A recent guest commentary advocated for the creation of dental therapists in Michigan. However, the commentary did not include information that shows dental therapists have had a positive and successful impact on addressing the barriers to dental care.
Michigan has been very proactive in coming up with solutions to get people more care. Just this year, the Healthy Kids Dental program was expanded to all Michigan counties so that children ages 0-21 will now be covered by the program. Healthy Kids Dental has been proven to be very successful in increasing access to care. According to a report by the Child Health Evaluation and Research (CHEAR) Unit at the University of Michigan, the Healthy Kids Dental program has significantly increased utilization of dental care by underserved children. The program is working and the data shows it.
Under the traditional fee-for-service Medicaid program about 46 percent of children received care where as under Healthy Kids Dental the number increases to 61 percent (and that number continues to improve). For purposes of comparison, for children with private dental benefits the utilization rate is about 70 percent.
In fact, several programs serving Medicaid-eligible children throughout Michigan report decreases in the number of children being treated by their programs. The only reason they can determine why this is happening is that children are finding a dental home due to Healthy Kids Dental.
The dental therapist program proposed in Senate Bill 1013 is based on a program that exists in Minnesota, but the Minnesota program has not been shown to be successful. Since the law creating dental therapists passed in 2009, only 54 dental therapists have entered the workforce. Additionally, when the law passed proponents claimed that it would get providers into underserved rural areas. In fact, in the seven years since their creation, only seven dental therapists have gone into rural areas. The rest have gone into urban areas where they can make more money.
A recent study by the American Dental Association’s Health Policy Institute shows that in Michigan, 35 percent of low-income people report they have trouble finding a dentist. According to the same study, 44 percent of low-income people in Minnesota say they have trouble finding a dentist. Minnesota has had a dental therapist program since 2009. Michigan is doing a better job, and there is no reason to think a dental therapist would have a positive impact.
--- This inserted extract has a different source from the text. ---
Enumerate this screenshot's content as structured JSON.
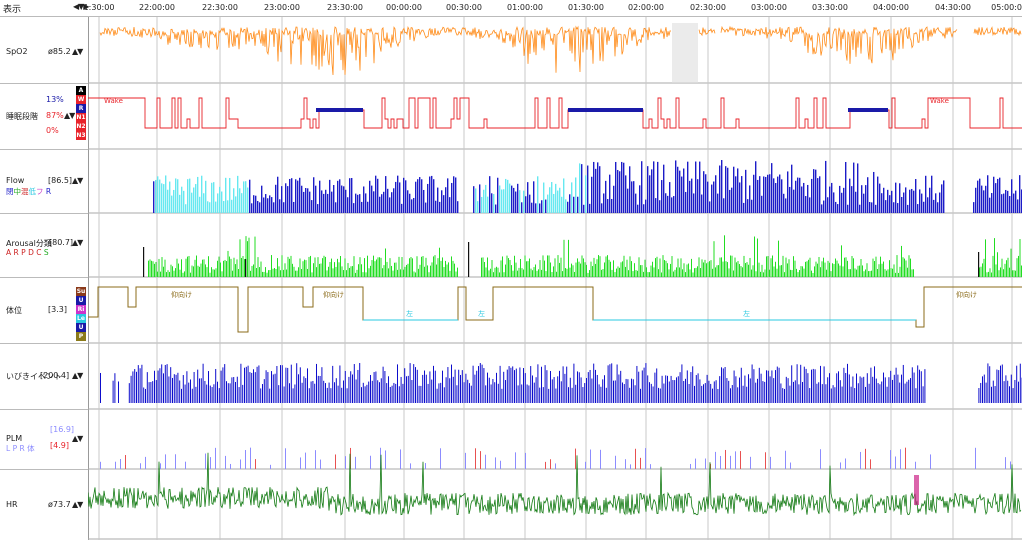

A better way to help is to improve utilization of Michigan’s existing dental workforce. Currently there are 7,500 dentists, 10,300 registered dental hygienists and 1,700 dental assistants. Of the 10,300 hygienists, over half are unemployed or underemployed. In addition, many dentists say that they could see more patients than they currently are seeing. It doesn’t make sense to add another provider when there is so much unutilized capacity.
The Michigan Dental Association (MDA) supports common-sense solutions with a better chance of helping fix the access problem than programs not proven to work. That is why the MDA is working with Sen. Pete MacGregor to introduce a bill that would allow individual dentists to send hygienists into underserved areas to provide hygiene services. If follow-up care is needed, the patient would be referred to the dentist who sent in the hygienist.
One of the many concerns with the dental therapist model is that it sends people who have much less training than a dentist (i.e. the dental therapist) to treat a population with the most complex dental and medical problems. Keep in mind, the dental therapist would be able to perform irreversible procedures that only the most trained providers should perform, such as extractions and drilling teeth. The underserved should have access to the same quality care as people with insurance or who pay out of pocket.
The danger with the dental therapist model is that it will create two standards of care: Those who can afford to see a dentist will enjoy the current high level of dental care, but those who cannot would receive irreversible procedures by a lesser trained dental therapist.
The MDA welcomes discussion on ideas to improve access to care, but it is important to look at the facts and put forward ideas that will work.